Saudi Coalition Strikes Hadrami Elite Forces in Yemen’s Hadramout

When Allies Attack Allies: Saudi Coalition Strikes Its Own Partners in Yemen’s Endless War

The Saudi-led coalition’s bombing of its own proxy forces in Yemen reveals the dangerous fragmentation of a war that has already claimed over 377,000 lives.

A Coalition at War with Itself

The reported Saudi coalition strike on the Barshid Brigade headquarters of the Hadrami Elite Forces represents a troubling escalation in Yemen’s already complex conflict. The Hadrami Elite Forces, trained and equipped by the United Arab Emirates as part of the Saudi-led coalition’s ground operations, have been instrumental in fighting both the Iran-backed Houthis and Al-Qaeda in the Arabian Peninsula (AQAP) since 2016. This apparent attack on allied forces underscores the deep fractures within the anti-Houthi coalition that has waged war in Yemen since 2015.

The strike in Hadramout, Yemen’s largest governorate and home to critical oil infrastructure, comes amid growing tensions between Saudi Arabia and the UAE over their competing visions for Yemen’s future. While both nations initially united to restore the internationally recognized government of President Abd-Rabbu Mansour Hadi, their partnership has steadily unraveled. The UAE has backed southern separatist forces through the Southern Transitional Council (STC), while Saudi Arabia continues to support the official government—creating a war within a war that has turned former allies into adversaries.

The Human Cost of Proxy Warfare

This incident highlights the devastating consequences of proxy warfare for Yemen’s civilian population. Hadramout, which had remained relatively stable compared to other regions, now faces the prospect of becoming another frontline in the coalition’s internal conflicts. The governorate hosts hundreds of thousands of internally displaced persons who fled fighting in other parts of Yemen, seeking safety in what was considered a more secure region.

The fragmentation of the anti-Houthi coalition has created a security vacuum that various armed groups have rushed to fill. Local forces like the Hadrami Elite have found themselves caught between competing regional powers, each pursuing their own strategic objectives. This has led to a proliferation of militias, checkpoints, and parallel governance structures that further fragment Yemen’s territory and complicate any path toward peace.
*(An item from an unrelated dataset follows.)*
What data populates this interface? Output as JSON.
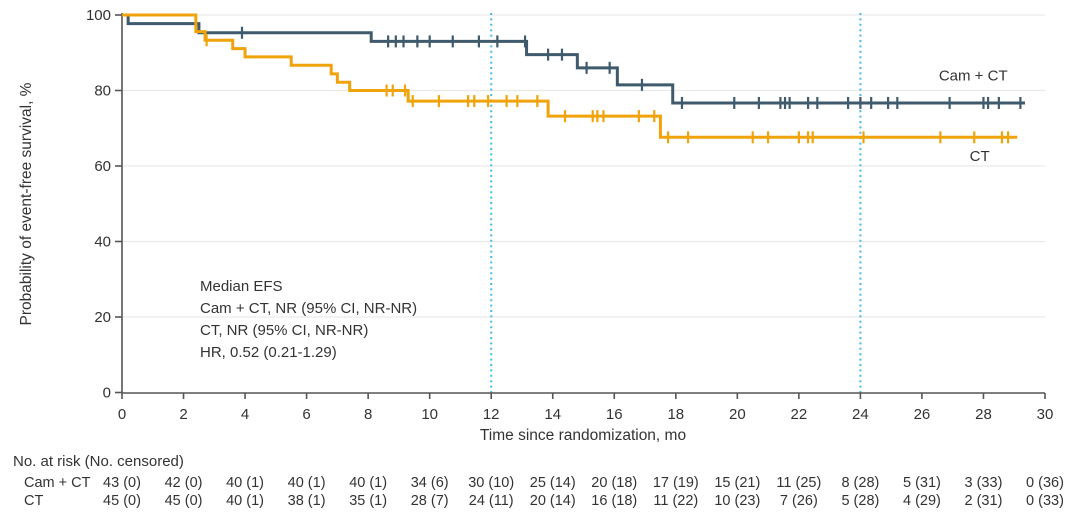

Regional Ambitions Trump Yemeni Sovereignty

The attack reveals how Yemen has become a chessboard for regional powers to pursue their geopolitical ambitions. Saudi Arabia seeks to prevent Iranian influence on its southern border, while the UAE aims to control key ports and shipping lanes along Yemen’s coast. These competing interests have transformed what began as an intervention to restore governmental legitimacy into multiple overlapping conflicts that serve neither Yemeni interests nor regional stability.

The international community’s muted response to such incidents reflects a troubling normalization of Yemen’s suffering. Despite being the world’s worst humanitarian crisis, with 21.6 million people requiring humanitarian assistance, Yemen rarely captures sustained global attention. The complexity of the conflict, with its shifting alliances and proxy relationships, provides convenient cover for external powers to avoid accountability for their roles in perpetuating the violence.

The Illusion of Military Solutions

Nearly a decade into this conflict, the Saudi coalition’s apparent attack on its own proxy forces demonstrates the fundamental failure of military approaches to Yemen’s crisis. Each escalation, each new front opened, and each fractured alliance only deepens the country’s fragmentation and pushes a political solution further out of reach. The proliferation of armed groups, each with their own foreign backers and local grievances, has created a conflict ecosystem that sustains itself regardless of the original war aims.

If the Saudi-led coalition cannot maintain unity even among its own proxy forces, what hope exists for achieving its stated objective of restoring Yemen’s legitimate government? This question becomes even more pressing as the humanitarian toll continues to mount, with Yemen facing widespread famine, cholera outbreaks, and the collapse of basic services. Perhaps it is time for regional powers to acknowledge what has become painfully clear: their military intervention has not brought stability to Yemen but has instead created new layers of conflict that will take generations to resolve.